Fishermen cited for trespassing at Amagansett's Truck Beach
Police respond to Amagansett's Truck Beach in June when a group drove their vehicles across a strip to protest the state Supreme Court order barring vehicles from the popular fishing and recreation spot. Credit: John Roca
Fourteen East Hampton Town fishermen were cited for trespassing on an Amagansett beach on Sunday during an act of civil disobedience they hope will serve as a test case for beach access rights.
East Hampton Town is under a court order to bar vehicle access to the once popular spot known as Truck Beach in connection with a lawsuit that in February was decided in favor of a group of homeowners who do not want four-wheel-drive vehicles on the ocean beach. Attorney Dan Rodgers said he will represent those who were issued summonses when they return to town justice court on Oct. 27 and will argue they were allowed to be there.
"I can tell you this, the baymen and women that I represent are going to fight like hell to maintain the right to something that they've done for 300 years," Rodgers said.
Rodgers organized a similar protest in June, although no citations were issued.
The Amagansett property owners sued the town and its trustees in 2009, claiming East Hampton had no right to allow the public to drive on the 4,000-linear-foot beach. A state Supreme Court judge ruled in East Hampton’s favor in 2016, upholding the decadeslong tradition. But a panel of judges in the Appellate Division overturned that ruling in February. The lawsuit appeared settled after the Court of Appeals, the state’s highest court, declined to hear the case last month.
Rodgers noted an easement in a deed dating back to 1882 that states access should be allowed for fishing and fishing-related purposes. Rodgers is arguing that should apply to recreational fishing as well as commercial fishing and asked East Hampton Town Supervisor Peter Van Scoyoc to declare that all residents are fishermen.
Van Scoyoc, who has previously said he is in favor of condemning the beach as a means of preserving public access, could not be reached for comment this week.
Rodgers argues that even if the beach belongs to the property owners, the trespassing charges should be dismissed on the grounds that the deed allows fishermen to be there.
The property owners disagreed that the matter could be clarified in town justice court.
"I don't think what they're doing is the way to get a resolution to any question that they may have," said Ken Silverman, president of the Dunes at Napeague Property Owners Association, one of the plaintiffs in the lawsuit.
Silverman said the homeowners have no issue with commercial dory boat fishermen who use nets accessing the beach with permission. But the homeowners do not agree with Rodgers’ broader interpretation that all four-wheel-drive vehicles should be allowed for fishing.

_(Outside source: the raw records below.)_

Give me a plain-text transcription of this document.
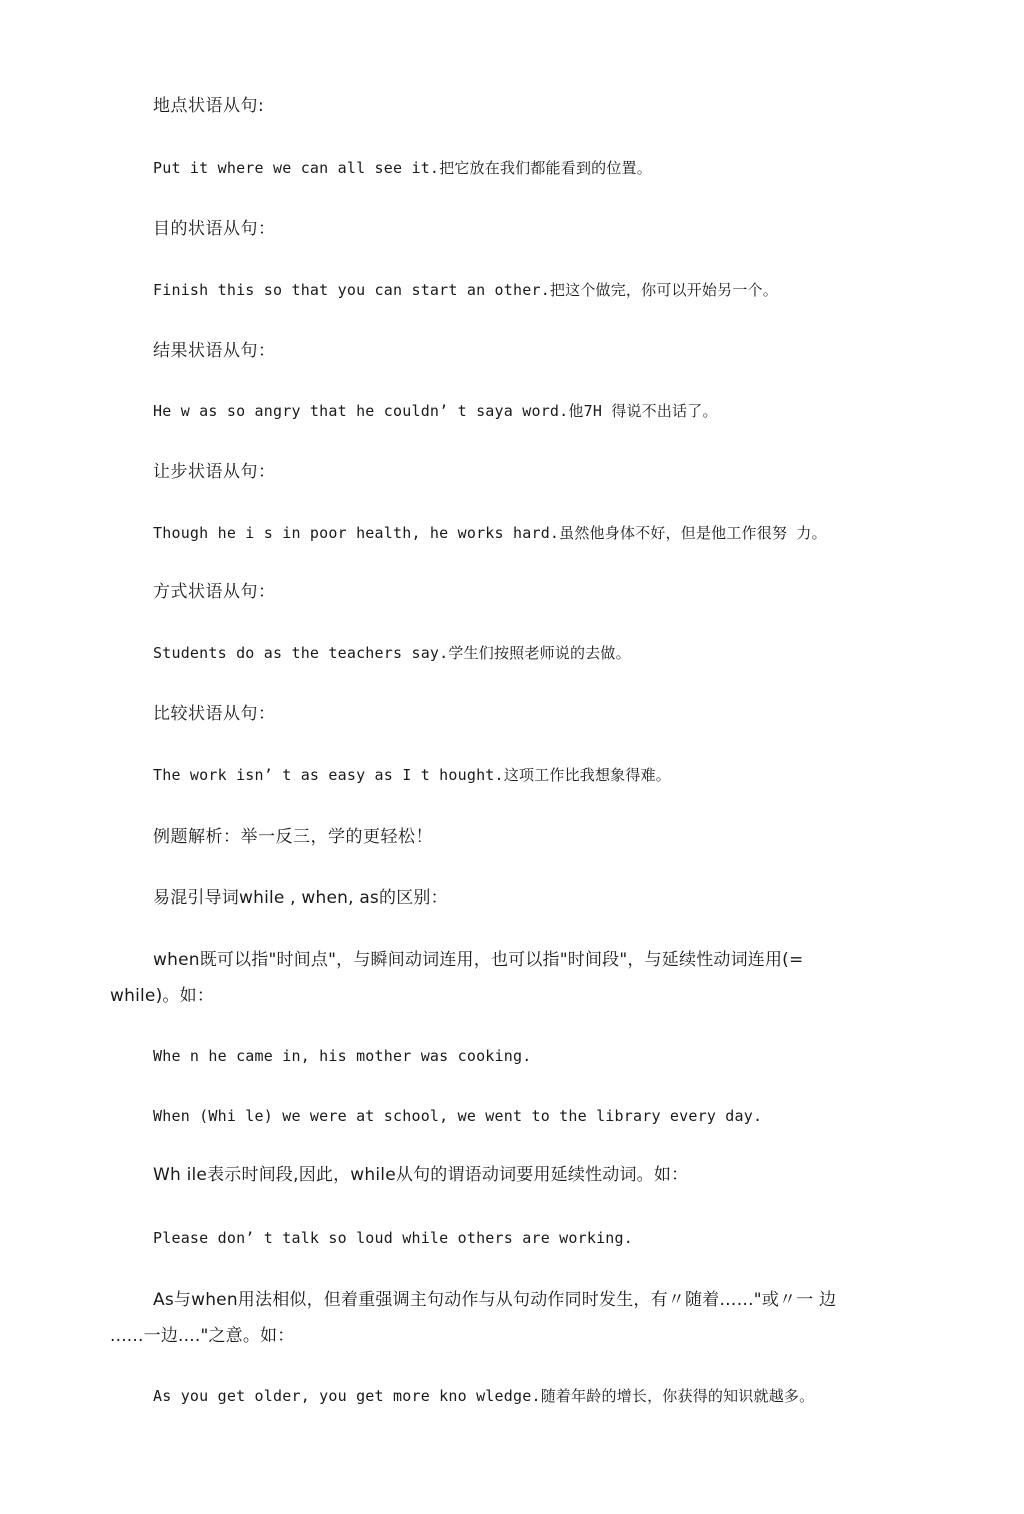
地点状语从句:
Put it where we can all see it.把它放在我们都能看到的位置。
目的状语从句：
Finish this so that you can start an other.把这个做完，你可以开始另一个。
结果状语从句：
He w as so angry that he couldn’ t saya word.他7H 得说不出话了。
让步状语从句：
Though he i s in poor health, he works hard.虽然他身体不好，但是他工作很努 力。
方式状语从句：
Students do as the teachers say.学生们按照老师说的去做。
比较状语从句：
The work isn’ t as easy as I t hought.这项工作比我想象得难。
例题解析：举一反三，学的更轻松！
易混引导词while , when, as的区别：
when既可以指"时间点"，与瞬间动词连用，也可以指"时间段"，与延续性动词连用(= while)。如：
Whe n he came in, his mother was cooking.
When (Whi le) we were at school, we went to the library every day.
Wh ile表示时间段,因此，while从句的谓语动词要用延续性动词。如：
Please don’ t talk so loud while others are working.
As与when用法相似，但着重强调主句动作与从句动作同时发生，有〃随着……"或〃一 边 ......一边...."之意。如：
As you get older, you get more kno wledge.随着年龄的增长，你获得的知识就越多。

"We don't want the trucks. We don't believe we have to allow the trucks," Silverman said.
Dan Lester, a commercial fisherman from Springs who said his family has used the beach since the 1800s, was among those who were issued a citation and will continue to fight the issue.
"We're going to keep traversing and using the beach as necessary," Lester said. "The beaches don't belong to anybody but the people."